I'm guessing you have cuts at the shop that are hard to find elsewhere.

Tim: You won't find long ribs in very many places, because a lot of places just get short ribs pre-cut. The velvet steak, you won't find many places. It's out of the rear leg. The bavette is basically a super skirt steak. We have picanha, which is a popular cut in South America … And you're not going to find our sausage anywhere else because we make it in house.

If you could take only one cut home from the shop, what is it and how would you prepare it?

Tony: Chuck eye steak, 36-hour sous vide and seared off with a Searzall. Done, call it a day.

Tim: I'm gonna do a pork shoulder and marinate it overnight in some orange juice, garlic and rosemary. Let it get all happy overnight, then throw it in a stock pot or slow oven all day long. Then either make a sauce out of the marinade or pull it and make carnitas. Pork is king for me. The fattier the better.

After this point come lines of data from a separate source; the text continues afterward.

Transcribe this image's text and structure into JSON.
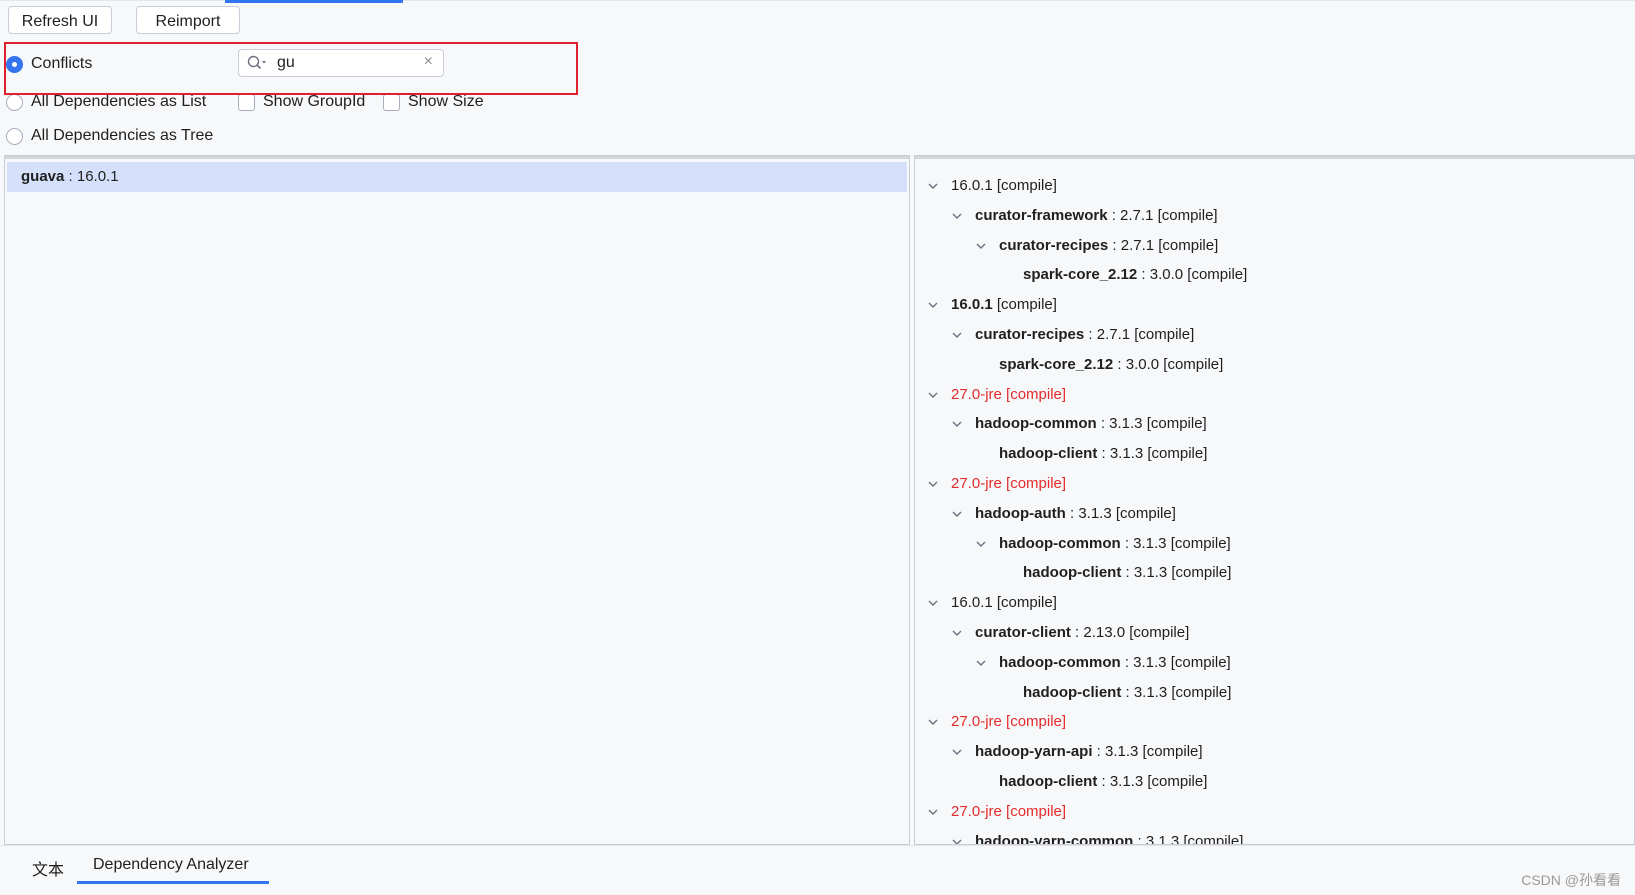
{
  "toolbar": {
    "refresh_label": "Refresh UI",
    "reimport_label": "Reimport"
  },
  "view_options": {
    "conflicts_label": "Conflicts",
    "list_label": "All Dependencies as List",
    "tree_label": "All Dependencies as Tree",
    "show_groupid_label": "Show GroupId",
    "show_size_label": "Show Size",
    "selected": "Conflicts"
  },
  "search": {
    "value": "gu",
    "clear_glyph": "×",
    "icon": "search-icon"
  },
  "left_list": {
    "items": [
      {
        "name": "guava",
        "version": " : 16.0.1",
        "selected": true
      }
    ]
  },
  "tree": {
    "rows": [
      {
        "level": 0,
        "expanded": true,
        "bold": "",
        "text": "16.0.1 [compile]",
        "conflict": false
      },
      {
        "level": 1,
        "expanded": true,
        "bold": "curator-framework",
        "text": " : 2.7.1 [compile]",
        "conflict": false
      },
      {
        "level": 2,
        "expanded": true,
        "bold": "curator-recipes",
        "text": " : 2.7.1 [compile]",
        "conflict": false
      },
      {
        "level": 3,
        "expanded": false,
        "bold": "spark-core_2.12",
        "text": " : 3.0.0 [compile]",
        "conflict": false
      },
      {
        "level": 0,
        "expanded": true,
        "bold": "16.0.1",
        "text": " [compile]",
        "conflict": false
      },
      {
        "level": 1,
        "expanded": true,
        "bold": "curator-recipes",
        "text": " : 2.7.1 [compile]",
        "conflict": false
      },
      {
        "level": 2,
        "expanded": false,
        "bold": "spark-core_2.12",
        "text": " : 3.0.0 [compile]",
        "conflict": false
      },
      {
        "level": 0,
        "expanded": true,
        "bold": "",
        "text": "27.0-jre [compile]",
        "conflict": true
      },
      {
        "level": 1,
        "expanded": true,
        "bold": "hadoop-common",
        "text": " : 3.1.3 [compile]",
        "conflict": false
      },
      {
        "level": 2,
        "expanded": false,
        "bold": "hadoop-client",
        "text": " : 3.1.3 [compile]",
        "conflict": false
      },
      {
        "level": 0,
        "expanded": true,
        "bold": "",
        "text": "27.0-jre [compile]",
        "conflict": true
      },
      {
        "level": 1,
        "expanded": true,
        "bold": "hadoop-auth",
        "text": " : 3.1.3 [compile]",
        "conflict": false
      },
      {
        "level": 2,
        "expanded": true,
        "bold": "hadoop-common",
        "text": " : 3.1.3 [compile]",
        "conflict": false
      },
      {
        "level": 3,
        "expanded": false,
        "bold": "hadoop-client",
        "text": " : 3.1.3 [compile]",
        "conflict": false
      },
      {
        "level": 0,
        "expanded": true,
        "bold": "",
        "text": "16.0.1 [compile]",
        "conflict": false
      },
      {
        "level": 1,
        "expanded": true,
        "bold": "curator-client",
        "text": " : 2.13.0 [compile]",
        "conflict": false
      },
      {
        "level": 2,
        "expanded": true,
        "bold": "hadoop-common",
        "text": " : 3.1.3 [compile]",
        "conflict": false
      },
      {
        "level": 3,
        "expanded": false,
        "bold": "hadoop-client",
        "text": " : 3.1.3 [compile]",
        "conflict": false
      },
      {
        "level": 0,
        "expanded": true,
        "bold": "",
        "text": "27.0-jre [compile]",
        "conflict": true
      },
      {
        "level": 1,
        "expanded": true,
        "bold": "hadoop-yarn-api",
        "text": " : 3.1.3 [compile]",
        "conflict": false
      },
      {
        "level": 2,
        "expanded": false,
        "bold": "hadoop-client",
        "text": " : 3.1.3 [compile]",
        "conflict": false
      },
      {
        "level": 0,
        "expanded": true,
        "bold": "",
        "text": "27.0-jre [compile]",
        "conflict": true
      },
      {
        "level": 1,
        "expanded": true,
        "bold": "hadoop-yarn-common",
        "text": " : 3.1.3 [compile]",
        "conflict": false
      }
    ]
  },
  "bottom_tabs": {
    "text_tab": "文本",
    "analyzer_tab": "Dependency Analyzer",
    "active": "Dependency Analyzer"
  },
  "watermark": "CSDN @孙看看",
  "colors": {
    "accent": "#3574f0",
    "conflict": "#e32b2b",
    "highlight_box": "#e0202a",
    "selection": "#d5e1fb"
  }
}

Getting to know The Butcher and Grocer

Window into their world

Interaction is encouraged at The Butcher and Grocer, where customers can watch co-founder and head butcher Tim Struble and general manager Dustin Butler butchering meat through an open window at the back of the shop. Their handiwork is evident in this Symmes Creek Ranch 28-ounce porterhouse, an impressive cut of grass-fed and grass-finished beef.

How the sausage is named

This year, Mark Kvamme (co-founder of Drive Capital) agreed to make a sizable donation to Tony Tanner's Pelotonia fund. The catch? Tanner, The Butcher and Grocer's co-founder and managing partner, couldn't shave his beard for a year. But Tanner was looking to up the ante. For a donation of $15,000 Tanner offered to name one of the butcher shop's house-made sausages after Kvamme's son for a year. And the "Magnus" Polish sausage ($8.99/pound) was christened.

Cheesemonger's Ohio picks

The shop stocks Yellow House Blue ($25.99/pound), a delicious sheep's milk cheese that will win over blue cheese skeptics. It's drier and much lighter than the familiar Maytag blue. Also look for Kokoborrego's Owl Creek Tomme ($28.99/pound). Similar to Manchego, this sheep's milk cheese is dry and nutty with a good amount of salt.